Measuring Personality When Stakes Are High: Are Graded Paired Comparisons a More Reliable Alternative to Traditional Forced-Choice Methods?
通过模拟960种条件和实证研究,比较了分级配对比较法与传统迫选法在高利害情境下的人格测量性能,发现优化项目组合可提高信度并降低自比性。
In graded paired comparisons (GPCs), two items are compared using a multipoint rating scale. GPCs are expected to reduce faking compared with Likert-type scales and to produce more reliable, less ipsative trait scores than traditional binary forced-choice formats. To investigate the statistical properties of GPCs, we simulated 960 conditions in which we varied six independent factors and additionally implemented conditions with algorithmically optimized item combinations. Using Thurstonian IRT models, good reliabilities and low ipsativity of trait score estimates were achieved for questionnaires with 50% unequally keyed item pairs or equally keyed item pairs with an optimized combination of loadings. However, in conditions with 20% unequally keyed item pairs and equally keyed conditions without optimization, reliabilities were lower with evidence of ipsativity.

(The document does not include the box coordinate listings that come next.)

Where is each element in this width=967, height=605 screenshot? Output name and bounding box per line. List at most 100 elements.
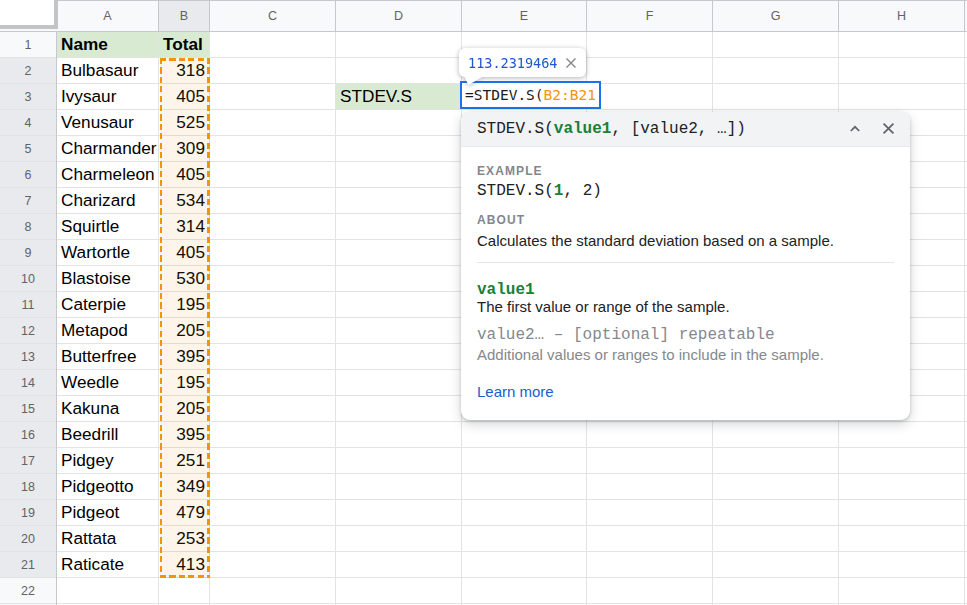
cell-B4[interactable]: 525 [159, 110, 210, 136]
row-header-12[interactable]: 12 [0, 318, 56, 344]
cell-E19[interactable] [462, 500, 587, 526]
cell-D20[interactable] [336, 526, 462, 552]
cell-B21[interactable]: 413 [159, 552, 210, 578]
cell-A15[interactable]: Kakuna [57, 396, 159, 422]
cell-C8[interactable] [210, 214, 336, 240]
row-header-5[interactable]: 5 [0, 136, 56, 162]
cell-C6[interactable] [210, 162, 336, 188]
cell-B16[interactable]: 395 [159, 422, 210, 448]
cell-D3[interactable]: STDEV.S [336, 84, 462, 110]
cell-A22[interactable] [57, 578, 159, 604]
cell-C9[interactable] [210, 240, 336, 266]
cell-A19[interactable]: Pidgeot [57, 500, 159, 526]
cell-E18[interactable] [462, 474, 587, 500]
preview-close-button[interactable] [565, 57, 577, 69]
row-header-2[interactable]: 2 [0, 58, 56, 84]
cell-A20[interactable]: Rattata [57, 526, 159, 552]
row-header-6[interactable]: 6 [0, 162, 56, 188]
cell-H2[interactable] [839, 58, 965, 84]
cell-D5[interactable] [336, 136, 462, 162]
cell-G19[interactable] [713, 500, 839, 526]
cell-H20[interactable] [839, 526, 965, 552]
cell-D6[interactable] [336, 162, 462, 188]
cell-B17[interactable]: 251 [159, 448, 210, 474]
cell-D18[interactable] [336, 474, 462, 500]
cell-D8[interactable] [336, 214, 462, 240]
cell-C22[interactable] [210, 578, 336, 604]
cell-G21[interactable] [713, 552, 839, 578]
formula-edit-cell[interactable]: =STDEV.S(B2:B21 [460, 81, 601, 109]
cell-B1[interactable]: Total [159, 32, 210, 58]
cell-D4[interactable] [336, 110, 462, 136]
cell-D19[interactable] [336, 500, 462, 526]
cell-C3[interactable] [210, 84, 336, 110]
cell-D11[interactable] [336, 292, 462, 318]
cell-E17[interactable] [462, 448, 587, 474]
cell-F3[interactable] [587, 84, 713, 110]
cell-D7[interactable] [336, 188, 462, 214]
column-header-C[interactable]: C [210, 1, 336, 31]
row-header-11[interactable]: 11 [0, 292, 56, 318]
cell-C14[interactable] [210, 370, 336, 396]
column-header-B[interactable]: B [159, 1, 210, 31]
cell-B18[interactable]: 349 [159, 474, 210, 500]
cell-D12[interactable] [336, 318, 462, 344]
cell-C2[interactable] [210, 58, 336, 84]
row-header-17[interactable]: 17 [0, 448, 56, 474]
cell-G18[interactable] [713, 474, 839, 500]
cell-B20[interactable]: 253 [159, 526, 210, 552]
cell-C19[interactable] [210, 500, 336, 526]
cell-B5[interactable]: 309 [159, 136, 210, 162]
cell-H22[interactable] [839, 578, 965, 604]
cell-C18[interactable] [210, 474, 336, 500]
column-header-G[interactable]: G [713, 1, 839, 31]
cell-A16[interactable]: Beedrill [57, 422, 159, 448]
row-header-9[interactable]: 9 [0, 240, 56, 266]
row-header-1[interactable]: 1 [0, 32, 56, 58]
cell-D13[interactable] [336, 344, 462, 370]
column-header-E[interactable]: E [462, 1, 587, 31]
cell-F2[interactable] [587, 58, 713, 84]
cell-G2[interactable] [713, 58, 839, 84]
row-header-7[interactable]: 7 [0, 188, 56, 214]
column-header-D[interactable]: D [336, 1, 462, 31]
cell-B6[interactable]: 405 [159, 162, 210, 188]
row-header-13[interactable]: 13 [0, 344, 56, 370]
cell-D2[interactable] [336, 58, 462, 84]
cell-C21[interactable] [210, 552, 336, 578]
cell-H19[interactable] [839, 500, 965, 526]
cell-G17[interactable] [713, 448, 839, 474]
cell-B12[interactable]: 205 [159, 318, 210, 344]
cell-B8[interactable]: 314 [159, 214, 210, 240]
cell-H21[interactable] [839, 552, 965, 578]
row-header-22[interactable]: 22 [0, 578, 56, 604]
cell-C20[interactable] [210, 526, 336, 552]
cell-B9[interactable]: 405 [159, 240, 210, 266]
cell-C5[interactable] [210, 136, 336, 162]
cell-G20[interactable] [713, 526, 839, 552]
cell-E22[interactable] [462, 578, 587, 604]
cell-D16[interactable] [336, 422, 462, 448]
cell-F18[interactable] [587, 474, 713, 500]
row-header-4[interactable]: 4 [0, 110, 56, 136]
cell-B10[interactable]: 530 [159, 266, 210, 292]
cell-D1[interactable] [336, 32, 462, 58]
cell-B3[interactable]: 405 [159, 84, 210, 110]
cell-C15[interactable] [210, 396, 336, 422]
cell-D22[interactable] [336, 578, 462, 604]
cell-A12[interactable]: Metapod [57, 318, 159, 344]
cell-A10[interactable]: Blastoise [57, 266, 159, 292]
column-header-A[interactable]: A [57, 1, 159, 31]
column-header-F[interactable]: F [587, 1, 713, 31]
cell-A1[interactable]: Name [57, 32, 159, 58]
cell-H3[interactable] [839, 84, 965, 110]
cell-B22[interactable] [159, 578, 210, 604]
cell-H16[interactable] [839, 422, 965, 448]
cell-B19[interactable]: 479 [159, 500, 210, 526]
cell-A21[interactable]: Raticate [57, 552, 159, 578]
cell-F17[interactable] [587, 448, 713, 474]
cell-B15[interactable]: 205 [159, 396, 210, 422]
row-header-3[interactable]: 3 [0, 84, 56, 110]
cell-A11[interactable]: Caterpie [57, 292, 159, 318]
select-all-corner[interactable] [0, 0, 58, 29]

Overall, more response categories led to higher reliabilities and nearly fully normative trait scores. In an empirical example, we demonstrate the identified mechanisms under both honest and faking conditions and study the effects of social desirability matching on reliability. In sum, our studies inform about the psychometric properties of GPCs under different conditions and make specific recommendations for improving these properties.